Shapin characterized the hyperprofessional practices as those marked by excessive self-referentiality, by bad writing that shuns “vernacular because it doesn’t sound smart enough,” writing for tenure files rather than readers, and self-absorption or the absence of any effort to make non-specialists interested in the subject. Hyperprofessional disciplines conflate their own literatures with the things in the world to which that literature is thought to refer, they fetishize their own expository conventions, and condemn anyone who strays too far from the disciplinary norms (these sentences are closely modeled on Shapin’s comments on page 239).

The problem, Shapin suggests, is less the scale of our work—the minutia we often find ourselves studying or the depth and detail of our knowledge—than our interest in writing about those minutia and the connections we make when we do write about them. We need to connect our work to issues that matter to our audiences. The burden is on us to interest non-specialists in what we do: “We owe our audiences a sense of “aboutness” that brings them into our conversations rather than excludes them” (242). In other words, it is our responsibility as authors to attract our audiences. There is nothing inherently interesting or relevant about our work.

He offers a thought experiment for combatting this self-absorption. Imagine you are at a dinner party with intelligent, successful, non-academic friends. One asks you about your work. You can’t launch into an 45-minute lecture or offer the person an offprint or assume your discipline’s proprietary knowledge and esoteric vocabulary. “You own them an answer that is economical and intelligible and that speaks to the concerns that they may plausibly be assumed already to have” (243). Their expertise might not give them access to certain terms and conventions. They might not understand that you seek to understand the past on its own terms rather than as some precursor to the present. But you can’t patronize friends. Clearly, this is neither an exercise in popularization nor an opportunity for teaching. How do you explain your work to such an audience?

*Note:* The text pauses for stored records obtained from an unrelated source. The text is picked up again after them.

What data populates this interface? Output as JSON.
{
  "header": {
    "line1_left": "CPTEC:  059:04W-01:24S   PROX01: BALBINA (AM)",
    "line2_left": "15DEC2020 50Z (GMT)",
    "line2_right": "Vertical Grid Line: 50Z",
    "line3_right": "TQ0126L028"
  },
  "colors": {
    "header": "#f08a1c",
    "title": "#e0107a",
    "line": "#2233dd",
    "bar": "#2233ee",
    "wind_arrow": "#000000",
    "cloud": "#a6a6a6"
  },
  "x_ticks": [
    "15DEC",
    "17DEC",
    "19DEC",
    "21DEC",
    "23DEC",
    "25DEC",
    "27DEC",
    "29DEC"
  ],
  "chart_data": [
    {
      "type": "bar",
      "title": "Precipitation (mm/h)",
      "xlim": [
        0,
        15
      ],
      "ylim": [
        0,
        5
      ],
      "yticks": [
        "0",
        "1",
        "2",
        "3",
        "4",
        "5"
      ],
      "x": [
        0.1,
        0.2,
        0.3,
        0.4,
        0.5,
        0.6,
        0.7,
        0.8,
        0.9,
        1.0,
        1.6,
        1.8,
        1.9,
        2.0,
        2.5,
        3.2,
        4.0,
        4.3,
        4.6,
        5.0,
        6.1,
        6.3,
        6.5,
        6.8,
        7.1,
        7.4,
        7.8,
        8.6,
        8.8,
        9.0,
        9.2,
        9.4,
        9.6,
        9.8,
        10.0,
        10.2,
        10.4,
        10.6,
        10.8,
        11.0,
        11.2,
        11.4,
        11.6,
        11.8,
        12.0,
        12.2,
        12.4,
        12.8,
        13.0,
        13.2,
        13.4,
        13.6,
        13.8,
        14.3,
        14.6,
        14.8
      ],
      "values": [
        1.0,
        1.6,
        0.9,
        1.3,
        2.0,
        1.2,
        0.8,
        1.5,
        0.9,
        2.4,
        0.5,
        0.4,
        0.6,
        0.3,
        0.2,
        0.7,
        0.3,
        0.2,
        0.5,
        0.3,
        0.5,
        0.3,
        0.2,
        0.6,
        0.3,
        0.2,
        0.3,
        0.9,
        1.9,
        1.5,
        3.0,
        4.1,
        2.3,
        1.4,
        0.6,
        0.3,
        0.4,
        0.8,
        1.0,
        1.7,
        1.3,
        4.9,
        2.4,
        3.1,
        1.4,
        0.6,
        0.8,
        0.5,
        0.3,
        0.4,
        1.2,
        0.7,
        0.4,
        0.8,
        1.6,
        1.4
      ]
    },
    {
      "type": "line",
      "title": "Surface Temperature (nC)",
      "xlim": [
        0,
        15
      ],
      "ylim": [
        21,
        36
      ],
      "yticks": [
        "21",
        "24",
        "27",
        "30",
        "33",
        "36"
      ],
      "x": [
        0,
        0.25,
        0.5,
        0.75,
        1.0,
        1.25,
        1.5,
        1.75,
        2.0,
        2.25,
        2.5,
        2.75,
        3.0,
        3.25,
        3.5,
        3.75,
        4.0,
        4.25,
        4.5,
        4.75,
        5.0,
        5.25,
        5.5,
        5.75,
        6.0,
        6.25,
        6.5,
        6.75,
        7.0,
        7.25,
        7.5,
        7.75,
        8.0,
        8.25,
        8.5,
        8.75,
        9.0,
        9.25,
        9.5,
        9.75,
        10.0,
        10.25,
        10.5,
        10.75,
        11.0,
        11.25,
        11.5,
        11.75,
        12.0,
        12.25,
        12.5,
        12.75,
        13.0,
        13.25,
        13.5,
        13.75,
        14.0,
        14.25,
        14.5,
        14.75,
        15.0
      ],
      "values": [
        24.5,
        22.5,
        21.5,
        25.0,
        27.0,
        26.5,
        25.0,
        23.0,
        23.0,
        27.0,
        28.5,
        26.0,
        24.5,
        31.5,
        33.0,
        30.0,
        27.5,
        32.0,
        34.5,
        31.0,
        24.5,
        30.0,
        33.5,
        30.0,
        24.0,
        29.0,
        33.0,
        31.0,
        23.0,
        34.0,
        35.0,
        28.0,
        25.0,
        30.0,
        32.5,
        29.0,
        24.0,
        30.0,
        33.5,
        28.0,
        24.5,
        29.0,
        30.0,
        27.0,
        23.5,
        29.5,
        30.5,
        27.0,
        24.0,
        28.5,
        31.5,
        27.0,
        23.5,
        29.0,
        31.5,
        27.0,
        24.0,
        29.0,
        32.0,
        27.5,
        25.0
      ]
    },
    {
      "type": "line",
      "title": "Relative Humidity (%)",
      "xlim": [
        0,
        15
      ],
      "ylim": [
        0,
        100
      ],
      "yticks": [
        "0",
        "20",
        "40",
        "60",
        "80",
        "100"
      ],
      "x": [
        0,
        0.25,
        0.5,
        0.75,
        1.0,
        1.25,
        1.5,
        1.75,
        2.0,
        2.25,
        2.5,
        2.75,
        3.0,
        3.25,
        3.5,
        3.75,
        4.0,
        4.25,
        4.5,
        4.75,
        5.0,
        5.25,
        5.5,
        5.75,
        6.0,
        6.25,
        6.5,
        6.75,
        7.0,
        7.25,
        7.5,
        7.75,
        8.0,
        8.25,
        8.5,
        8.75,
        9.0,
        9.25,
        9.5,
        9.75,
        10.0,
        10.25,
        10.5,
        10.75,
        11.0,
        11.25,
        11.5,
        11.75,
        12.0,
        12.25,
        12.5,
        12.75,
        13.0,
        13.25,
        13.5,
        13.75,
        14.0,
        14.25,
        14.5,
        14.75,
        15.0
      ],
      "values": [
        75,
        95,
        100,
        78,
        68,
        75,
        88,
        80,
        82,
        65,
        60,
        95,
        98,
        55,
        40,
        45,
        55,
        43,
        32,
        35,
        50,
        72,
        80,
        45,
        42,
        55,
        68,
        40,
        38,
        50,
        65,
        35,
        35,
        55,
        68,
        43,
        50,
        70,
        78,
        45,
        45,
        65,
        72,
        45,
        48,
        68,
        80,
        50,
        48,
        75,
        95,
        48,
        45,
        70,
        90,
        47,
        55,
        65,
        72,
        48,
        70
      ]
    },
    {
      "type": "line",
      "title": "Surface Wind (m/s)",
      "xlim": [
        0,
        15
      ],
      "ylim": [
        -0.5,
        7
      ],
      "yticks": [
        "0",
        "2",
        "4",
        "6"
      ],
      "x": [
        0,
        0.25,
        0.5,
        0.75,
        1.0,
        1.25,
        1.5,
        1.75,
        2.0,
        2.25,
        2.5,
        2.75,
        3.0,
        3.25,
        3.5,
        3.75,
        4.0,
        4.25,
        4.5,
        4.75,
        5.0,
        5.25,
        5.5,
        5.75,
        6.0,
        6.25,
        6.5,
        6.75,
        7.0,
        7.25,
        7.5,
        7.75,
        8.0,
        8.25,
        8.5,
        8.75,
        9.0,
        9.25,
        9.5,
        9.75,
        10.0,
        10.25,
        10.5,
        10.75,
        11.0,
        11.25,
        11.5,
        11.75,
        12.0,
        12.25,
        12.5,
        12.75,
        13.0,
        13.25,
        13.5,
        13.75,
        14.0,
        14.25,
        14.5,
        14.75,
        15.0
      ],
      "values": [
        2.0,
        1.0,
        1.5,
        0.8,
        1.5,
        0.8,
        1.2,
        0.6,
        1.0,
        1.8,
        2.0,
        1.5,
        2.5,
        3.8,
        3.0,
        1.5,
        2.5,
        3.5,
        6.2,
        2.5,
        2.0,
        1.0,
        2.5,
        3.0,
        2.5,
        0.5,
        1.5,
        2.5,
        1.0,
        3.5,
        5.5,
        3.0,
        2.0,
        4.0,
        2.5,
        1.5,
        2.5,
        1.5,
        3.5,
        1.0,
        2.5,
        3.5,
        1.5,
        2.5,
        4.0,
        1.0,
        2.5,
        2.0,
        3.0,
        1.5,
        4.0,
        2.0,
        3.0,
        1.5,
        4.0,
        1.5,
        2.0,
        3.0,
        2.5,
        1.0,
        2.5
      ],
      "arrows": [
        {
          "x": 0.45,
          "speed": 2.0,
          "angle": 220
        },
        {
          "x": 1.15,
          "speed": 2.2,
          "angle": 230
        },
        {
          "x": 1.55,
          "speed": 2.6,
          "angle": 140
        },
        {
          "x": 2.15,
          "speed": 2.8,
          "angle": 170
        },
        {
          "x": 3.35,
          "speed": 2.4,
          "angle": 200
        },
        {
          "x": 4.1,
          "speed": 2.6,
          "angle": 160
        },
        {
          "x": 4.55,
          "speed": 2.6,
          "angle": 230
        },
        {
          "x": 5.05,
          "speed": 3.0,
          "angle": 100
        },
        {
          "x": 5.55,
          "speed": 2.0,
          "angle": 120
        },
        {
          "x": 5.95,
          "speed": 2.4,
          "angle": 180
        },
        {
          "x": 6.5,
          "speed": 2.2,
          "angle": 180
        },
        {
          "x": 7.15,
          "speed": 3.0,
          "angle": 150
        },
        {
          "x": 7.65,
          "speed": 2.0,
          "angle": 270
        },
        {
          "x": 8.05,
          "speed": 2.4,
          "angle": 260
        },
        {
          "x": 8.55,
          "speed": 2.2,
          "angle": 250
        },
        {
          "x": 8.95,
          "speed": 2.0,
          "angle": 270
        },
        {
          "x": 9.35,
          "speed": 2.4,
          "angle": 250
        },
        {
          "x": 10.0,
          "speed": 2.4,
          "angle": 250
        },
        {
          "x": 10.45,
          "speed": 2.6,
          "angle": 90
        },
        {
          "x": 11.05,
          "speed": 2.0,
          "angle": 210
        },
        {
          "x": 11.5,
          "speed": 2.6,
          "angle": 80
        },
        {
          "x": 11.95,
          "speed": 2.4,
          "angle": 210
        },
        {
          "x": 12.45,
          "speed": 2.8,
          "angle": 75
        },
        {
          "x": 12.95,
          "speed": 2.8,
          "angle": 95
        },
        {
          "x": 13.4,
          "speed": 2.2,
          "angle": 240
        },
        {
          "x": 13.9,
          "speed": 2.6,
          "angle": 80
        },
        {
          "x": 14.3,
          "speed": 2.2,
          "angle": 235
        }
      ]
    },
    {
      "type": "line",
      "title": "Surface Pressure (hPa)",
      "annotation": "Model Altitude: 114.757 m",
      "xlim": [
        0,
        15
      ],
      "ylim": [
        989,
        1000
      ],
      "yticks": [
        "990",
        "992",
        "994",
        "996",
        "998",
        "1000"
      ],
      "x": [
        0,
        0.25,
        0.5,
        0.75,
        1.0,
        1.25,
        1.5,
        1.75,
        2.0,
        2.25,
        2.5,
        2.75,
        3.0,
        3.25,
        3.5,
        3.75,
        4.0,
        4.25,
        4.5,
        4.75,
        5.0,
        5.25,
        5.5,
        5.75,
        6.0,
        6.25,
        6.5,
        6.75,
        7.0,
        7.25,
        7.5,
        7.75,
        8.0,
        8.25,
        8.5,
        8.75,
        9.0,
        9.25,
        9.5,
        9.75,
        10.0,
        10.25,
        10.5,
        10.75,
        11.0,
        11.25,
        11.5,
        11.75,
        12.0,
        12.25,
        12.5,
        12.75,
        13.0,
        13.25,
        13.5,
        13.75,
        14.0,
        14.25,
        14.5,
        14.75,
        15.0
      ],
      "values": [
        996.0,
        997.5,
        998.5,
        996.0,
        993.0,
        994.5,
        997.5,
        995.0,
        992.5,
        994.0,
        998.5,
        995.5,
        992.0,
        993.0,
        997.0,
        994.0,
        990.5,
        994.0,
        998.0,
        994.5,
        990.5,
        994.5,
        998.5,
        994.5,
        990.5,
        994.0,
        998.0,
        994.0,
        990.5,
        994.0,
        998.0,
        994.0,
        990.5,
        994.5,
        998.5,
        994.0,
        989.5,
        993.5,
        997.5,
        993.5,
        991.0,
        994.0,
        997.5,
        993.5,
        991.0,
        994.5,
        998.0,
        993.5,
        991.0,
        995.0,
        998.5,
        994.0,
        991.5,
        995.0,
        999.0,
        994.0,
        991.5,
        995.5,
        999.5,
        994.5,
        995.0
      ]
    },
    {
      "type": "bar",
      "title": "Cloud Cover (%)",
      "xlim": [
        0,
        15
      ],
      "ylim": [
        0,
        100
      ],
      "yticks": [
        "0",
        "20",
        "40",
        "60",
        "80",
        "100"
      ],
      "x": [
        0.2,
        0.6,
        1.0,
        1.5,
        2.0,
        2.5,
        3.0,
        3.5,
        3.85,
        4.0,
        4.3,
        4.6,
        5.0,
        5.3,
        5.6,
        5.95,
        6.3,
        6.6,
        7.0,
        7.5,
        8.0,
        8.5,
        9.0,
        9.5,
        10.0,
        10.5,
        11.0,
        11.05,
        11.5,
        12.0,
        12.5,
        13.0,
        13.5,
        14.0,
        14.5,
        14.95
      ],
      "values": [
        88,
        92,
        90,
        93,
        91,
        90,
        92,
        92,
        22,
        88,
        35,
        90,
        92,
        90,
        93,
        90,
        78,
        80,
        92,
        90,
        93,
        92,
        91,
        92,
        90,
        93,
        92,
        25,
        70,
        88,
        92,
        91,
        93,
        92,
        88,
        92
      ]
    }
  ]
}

If you find it difficult, Shapin suggests that you might “lack a fundamental understanding of your own special subject” (243).

We may not always want to make our work speak to broader audiences—as Shapin points out, “after all, tenure, promotion, and prizes put bread on the table”—but if we want our work to be more widely read, we have to make it interesting to those audiences (here, “we” refers to the people who are concerned about audiences and readership for history and history of science). The burden is on the author to bring people into the conversation. Clearly there is an audience out there for books and articles on topics in history and history of science. Equally clear is the fact that most of the people writing for that audience are not academic historians. I fear that academic historians risk further marginalization and irrelevance when ignore those audiences and disparage those authors.